Naval gunfire might have contributed as well. Whatever, my smeller seems more sensitive than other folks’ olfactory talents. But I clearly heard at this point what had awakened me: a screech owl sounded off again from the persimmon grove across the driveway.
There just ain’t a better fall sound than a screech owl’s quavering cry, that some of the little predators can stretch out longer than they look like they’d have breath for. The owl in the persimmon tree was answered by another from back toward the Mammy Grudge ditchbank, behind the house.
Screech owls not only make wonderful pets, but they seem friendly in the wild, often coming to perch close to a campfire and enter into the conversation at night. I drifted back to sleep, thankful for the serenade, blending with nightsongs of crickets, frogs, and katydids.
Investigation the next morning revealed unto me that the woodsmoke came from behind a neighbor’s house, across the pasture where we’d dragged up broke-off pecan limbs after Hurricane Gustav’s winds.
As I figured that out, I was standing under a vine-covered hackberry tree, and the smoke smell mingled with the tangy odor of possum grapes hanging from the vines.
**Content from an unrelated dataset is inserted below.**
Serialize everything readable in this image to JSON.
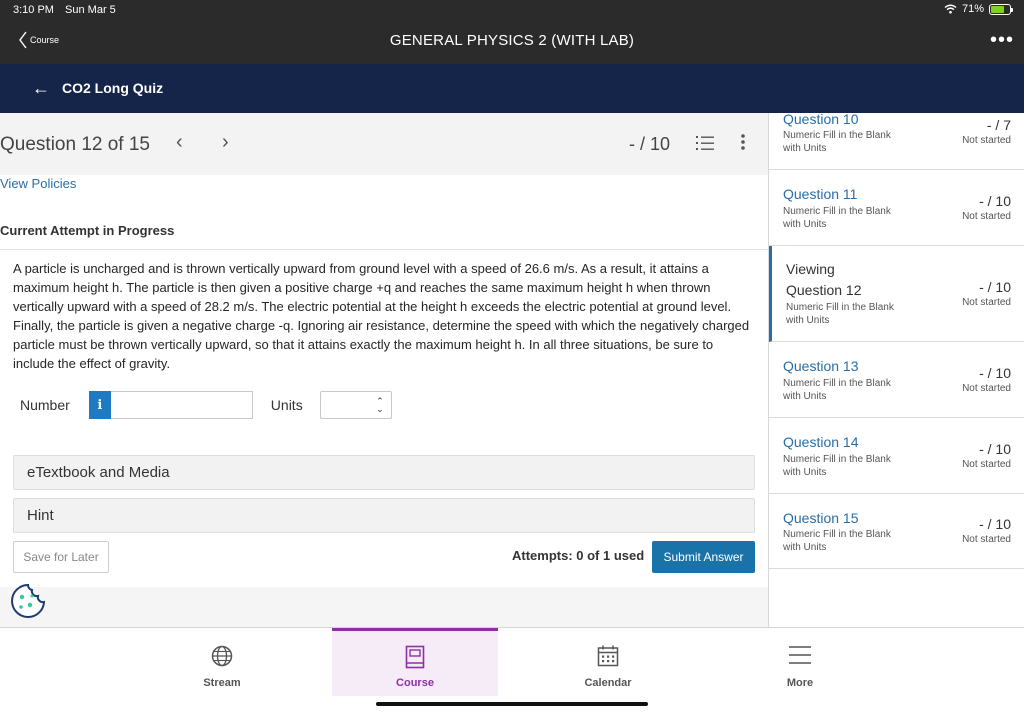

I just made a trip with a couple of friends to visit a burn-victim friend in Memphis, and Betsy had sent us off before daybreak with a bag of biscuits slathered with pear honey or muscadine jelly, along with two thermoses of my Slung Coffee.
JuBaby made the remark as we breakfasted on the road at sunup, that he gussied up his muscadine jelly with juice from possum grapes: “Gives it a little tartness,” he boasted. I had never heard of doing that, though I’ve eaten lots of possum grapes.
The smell of woodsmoke and possum grapes also mingled, as I crossed the yard, with the aroma of ripe persimmons. Uncle George Vickers, a former resident of Brownspur, used to make persimmon beer that he aged in buried kegs.
I have also eaten persimmon bread, but it takes a LOT of persimmons to get enough pulp for that or persimmon preserves, because of the many large seeds in the fruit: as in the old country saying: “He was shiverin’ like a dog passin’ persimmon seeds!”
I didn’t shiver that badly, but I did experience that delicious little dancing across my spine that my grandmother used to say was “A goose just ran over your grave.”
I breathed: woodsmoke, wild grapes, fallen persimmons, the scent of ripe cotton before defoliation, the heavier odor of harvest dust from corn and beans being combined down the road. Betsy had just finished a making of pear honey back in the kitchen, and I had tested it with my last cup of Slung Coffee, the empty cup still swinging on my finger. It was a cacophony of autumn smells!
It was missing one thing. I thought I’d go back into the den and take my left-handed Remington 870, “Southpow,” out of the gun cabinet, picking up a couple of shells. There was a squirrel that needed a scare out on the Mammy Grudge ditchbank, for Betsy begrudged him the pecans he was invading her yard to pilfer, when he should have been content with the pignuts in his own back yard.
The smells that were missing from this almost-perfect-smelling morning were the combined aromas of gun oil and burnt gun powder. I figured to make it perfect!